Developer testing and Testing
Here “testing” means traditional manual testing. Nowadays it’s common to make a distinction between testing and checking. The former requires skill, experience, imagination, and creativity, whereas the latter is boring and repetitive and best left to a machine. In organizations where developers just write code, without actually verifying that it works, testing is reduced to checking and quality assurance is used to compensate for an inferior development process. An explicit goal of developer testing is the developers automate all the checking, so that actual testing can take place.
Sometimes, the terms prevention and detection are used instead. Developer testing is all about prevention.

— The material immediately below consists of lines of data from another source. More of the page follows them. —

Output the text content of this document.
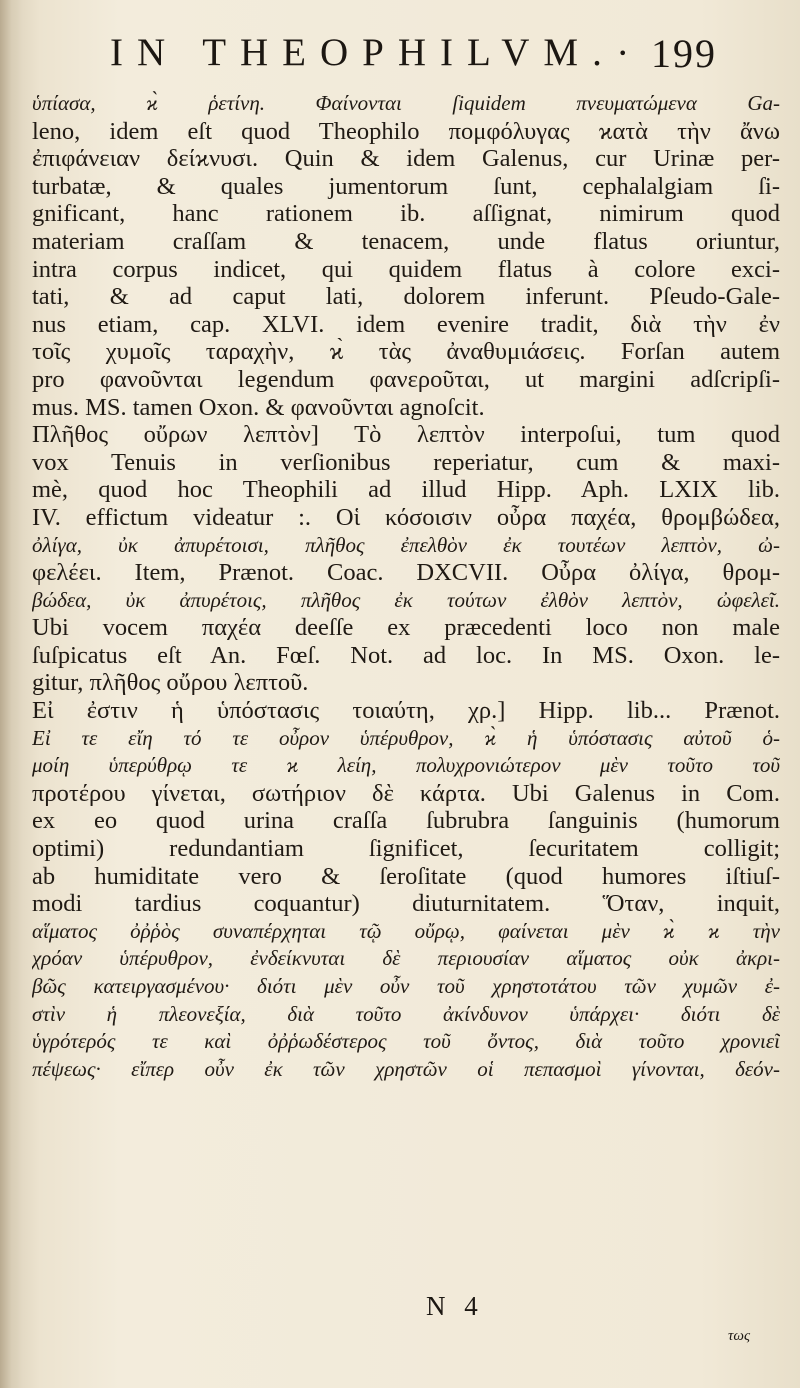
IN THEOPHILVM. • 199
ὑπίασα, ϰ̀ ῥετίνη. Φαίνονται ſiquidem πνευματώμενα Ga-
leno, idem eſt quod Theophilo πομφόλυγας ϰατὰ τὴν ἄνω
ἐπιφάνειαν δείϰνυσι. Quin & idem Galenus, cur Urinæ per-
turbatæ, & quales jumentorum ſunt, cephalalgiam ſi-
gnificant, hanc rationem ib. aſſignat, nimirum quod
materiam craſſam & tenacem, unde flatus oriuntur,
intra corpus indicet, qui quidem flatus à colore exci-
tati, & ad caput lati, dolorem inferunt. Pſeudo-Gale-
nus etiam, cap. XLVI. idem evenire tradit, διὰ τὴν ἐν
τοῖς χυμοῖς ταραχὴν, ϰ̀ τὰς ἀναθυμιάσεις. Forſan autem
pro φανοῦνται legendum φανεροῦται, ut margini adſcripſi-
mus. MS. tamen Oxon. & φανοῦνται agnoſcit.
Πλῆθος οὔρων λεπτὸν] Τὸ λεπτὸν interpoſui, tum quod
vox Tenuis in verſionibus reperiatur, cum & maxi-
mè, quod hoc Theophili ad illud Hipp. Aph. LXIX lib.
IV. effictum videatur :. Οἱ κόσοισιν οὖρα παχέα, θρομβώδεα,
ὀλίγα, ὐκ ἀπυρέτοισι, πλῆθος ἐπελθὸν ἐκ τουτέων λεπτὸν, ὠ-
φελέει. Item, Prænot. Coac. DXCVII. Οὖρα ὀλίγα, θρομ-
βώδεα, ὐκ ἀπυρέτοις, πλῆθος ἐκ τούτων ἐλθὸν λεπτὸν, ὠφελεῖ.
Ubi vocem παχέα deeſſe ex præcedenti loco non male
ſuſpicatus eſt An. Fœſ. Not. ad loc. In MS. Oxon. le-
gitur, πλῆθος οὔρου λεπτοῦ.
Εἰ ἐστιν ἡ ὑπόστασις τοιαύτη, χρ.] Hipp. lib... Prænot.
Εἰ τε εἴη τό τε οὖρον ὑπέρυθρον, ϰ̀ ἡ ὑπόστασις αὐτοῦ ὁ-
μοίη ὑπερύθρῳ τε ϰ λείη, πολυχρονιώτερον μὲν τοῦτο τοῦ
προτέρου γίνεται, σωτήριον δὲ κάρτα. Ubi Galenus in Com.
ex eo quod urina craſſa ſubrubra ſanguinis (humorum
optimi) redundantiam ſignificet, ſecuritatem colligit;
ab humiditate vero & ſeroſitate (quod humores iſtiuſ-
modi tardius coquantur) diuturnitatem. Ὅταν, inquit,
αἵματος ὀῤῥὸς συναπέρχηται τῷ οὔρῳ, φαίνεται μὲν ϰ̀ ϰ τὴν
χρόαν ὑπέρυθρον, ἐνδείκνυται δὲ περιουσίαν αἵματος οὐκ ἀκρι-
βῶς κατειργασμένου· διότι μὲν οὖν τοῦ χρηστοτάτου τῶν χυμῶν ἐ-
στὶν ἡ πλεονεξία, διὰ τοῦτο ἀκίνδυνον ὑπάρχει· διότι δὲ
ὑγρότερός τε καὶ ὀῤῥωδέστερος τοῦ ὄντος, διὰ τοῦτο χρονιεῖ
πέψεως· εἴπερ οὖν ἐκ τῶν χρηστῶν οἱ πεπασμοὶ γίνονται, δεόν-
N 4
τως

Developer testing and Continuous Delivery
Developer testing is a prerequisite for continuous delivery. As a team starts to aim for a shorter delivery cadence, it soon realizes that it has to automate all of its current tests, and that new functionality has to be developed in tandem with developer tests (checks). There’s simply no way to handle regression testing manually with frequent releases.
Developer Testing and the Agile Testing Quadrants
The Agile Testing Quadrants is a versatile model that can be used for many things. Among others, it provides a landscape of quality-related activities that an agile team needs to navigate. Developer testing overlaps very nicely with this perspective. Here’s how.
By definition, developer testing is mostly a technology facing activity that guides daily development work. Therefore, it covers the entire lower left quadrant.
Walking upwards in the model, we see that developer testing also covers part of business facing testing activities that guide development. The most natural application is using various BDD-style frameworks and related glue and automation code to create more complex tests. Actually, all “behind the scenes” kind of code produced from the perspective of this quadrant is, in one way or another, a product of intentional developer work. What developer testing will not help with in this quadrant is coming up with the scenarios and stories, deciding on what A/B tests to launch, and evaluating the input from any prototypes. These are activities which developers are indeed involved in, but they require additional expertise and team members with different roles.
When applied in the lower right quadrant—technology facing tests that evaluate—developer testing translates into technical tests executed in the CI suite (or at special occasions) written by developers. Typically these would be performance tests, but secure programming and automated vulnerability checking would also qualify here. What’s outside the scope of developer testing is Black Hat style penetration testing, security audits, and scripted performance tests launched from multiple sites (the kind you’d buy from a vendor that specializes in this.)
As always please keep in mind that reality is more complex than a triangle overlapping four squares and that the scope of your developer testing activities will depend on the context: domain, team composition and maturity, organizational culture, etc.